The Greek Civil War was one of the most important military conflicts that marked the beginning of the Cold War, after the two superpowers born from the ashes of the Second World War. At least that's what is being said today. However, the war did not begin in 1946. It began in 1943, in the midst of a triple occupation of the country, with specific objectives and with a completely clarified reasoning, from the side that started it. Gradually we reached the explosion of a real war, between two armies, the Greek Army and the so-called "Democratic Army of Greece". For three years, hundreds of battles and military and non-military operations took place.
From 1943, a peculiar civil war began in the Greek mountains between ELAS, on the one hand, and almost all other resistance organizations, which escalated dangerously in 1944 and resulted in the dissolution of organizations such as EKKA. These organizations were broken up in a bloody way and many of their members and leaders were murdered and then accused of being "traitors", "Germans", etc. Also, EDES, led by the anti-monarchist Zervas and political leader by the also democrat Plastiras, received a series of blows from ELAS and was limited to western Greece.
Similar events happened in the Peloponnese, but also in Macedonia. These attacks were not random, nor were they the result of a series of misunderstandings, nor were all the organizations not part of EAM naturally treacherous, as they were presented and some still present them to this day. It should be noted that also the leader of ELAS, General Sarafis, before his "compulsory" joining ELAS, was openly accused of being a "disloyal, traitor" , by the same people who a little later assigned him the leadership. Logic alone leads to conclusions. Some in EAM looked further, after the end of the Second World War and made their own calculations.
The December ones followed, but they did not start "spontaneously" due to the bloody suppression of the "people's demonstration" in Athens by the "monarcho-fascists". After the defeat of ELAS and the Varkiza Agreement, the situation remained tense, with the KKE now preparing for the so-called "third round". The opinion that the war preparations had as their sole objective the self-defense of the persecuted "democratic citizens" is only partially correct and certainly does not justify an open war against Greece.
Because yes, there were persecutions against the old ELASites, both officially, thanks to the clause of the Treaty of Varkiza, regarding the non-amnesty of the criminal offenses committed during the Decembrians, as well as unofficially by armed, largely anti-communist groups, mainly for reasons of revenge , but not to the extent of justifying the provocation of a civil war.

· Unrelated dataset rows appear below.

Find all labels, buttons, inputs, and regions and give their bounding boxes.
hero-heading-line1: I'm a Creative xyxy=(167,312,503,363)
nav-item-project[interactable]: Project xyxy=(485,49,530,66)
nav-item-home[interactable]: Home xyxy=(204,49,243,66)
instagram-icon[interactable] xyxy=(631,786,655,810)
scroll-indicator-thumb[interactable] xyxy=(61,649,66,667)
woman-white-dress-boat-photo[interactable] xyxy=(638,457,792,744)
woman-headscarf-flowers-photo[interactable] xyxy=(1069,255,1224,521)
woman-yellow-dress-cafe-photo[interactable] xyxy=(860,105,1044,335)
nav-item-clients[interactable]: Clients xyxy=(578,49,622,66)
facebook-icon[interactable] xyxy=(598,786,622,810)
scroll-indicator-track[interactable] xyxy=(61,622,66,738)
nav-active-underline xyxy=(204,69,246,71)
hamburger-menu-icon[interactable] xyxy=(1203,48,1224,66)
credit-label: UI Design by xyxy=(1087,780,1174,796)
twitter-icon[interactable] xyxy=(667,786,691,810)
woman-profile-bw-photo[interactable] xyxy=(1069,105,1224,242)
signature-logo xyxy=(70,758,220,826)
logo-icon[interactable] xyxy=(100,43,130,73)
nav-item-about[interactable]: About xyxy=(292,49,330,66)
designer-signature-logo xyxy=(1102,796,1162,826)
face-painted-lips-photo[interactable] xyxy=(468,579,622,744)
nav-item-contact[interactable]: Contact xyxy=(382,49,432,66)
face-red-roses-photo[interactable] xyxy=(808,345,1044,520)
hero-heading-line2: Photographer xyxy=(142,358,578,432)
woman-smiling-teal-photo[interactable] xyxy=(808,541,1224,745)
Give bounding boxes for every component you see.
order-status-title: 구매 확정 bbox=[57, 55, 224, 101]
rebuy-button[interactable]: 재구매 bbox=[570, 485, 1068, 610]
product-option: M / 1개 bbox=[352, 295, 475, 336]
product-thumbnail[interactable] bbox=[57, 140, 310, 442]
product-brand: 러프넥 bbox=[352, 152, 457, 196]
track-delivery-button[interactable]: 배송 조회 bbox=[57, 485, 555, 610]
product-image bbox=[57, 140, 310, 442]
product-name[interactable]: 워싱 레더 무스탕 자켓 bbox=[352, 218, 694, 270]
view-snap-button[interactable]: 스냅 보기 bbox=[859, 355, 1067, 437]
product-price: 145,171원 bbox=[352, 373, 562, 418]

However, with the provocation of the war, the KKE began an adventure that had little or no hope of a happy ending. Stalin, throughout the war, never took a clear position in favor of the DSE. Having divided the world with the Westerners at Yalta he had no intention of getting involved in a problem already solved. In no case would he risk the explosion of a generalized war for Greece, against the USA which, let's not forget, was then the only country in the world that had nuclear weapons and had actually used them.
It is no coincidence that both the USSR at the time, as well as the satellite states, which helped the DSE in various ways, never recognized the government of "Free Greece". Stalin faced the Greek civil war with opportunism. If the DSE managed to prevail, it would have done well. If not, "no problem".
So in reality, in the great adventure, the DSE was alone, with only natural allies, the regimes of the neighboring countries, which, however, sought their own benefits - mainly territorial - with Tito's Yugoslavia as a pioneer and the so-called Macedonian one as the spearhead. Unfortunately, the then leadership of the KKE - Zachariadis - having no other practical choice, allowed himself to be dragged dangerously in Tito's chariot, until the moment when the latter distanced himself from the Soviet chariot. The "Macedonian" thorn, however, remained and continues to torment us to this day.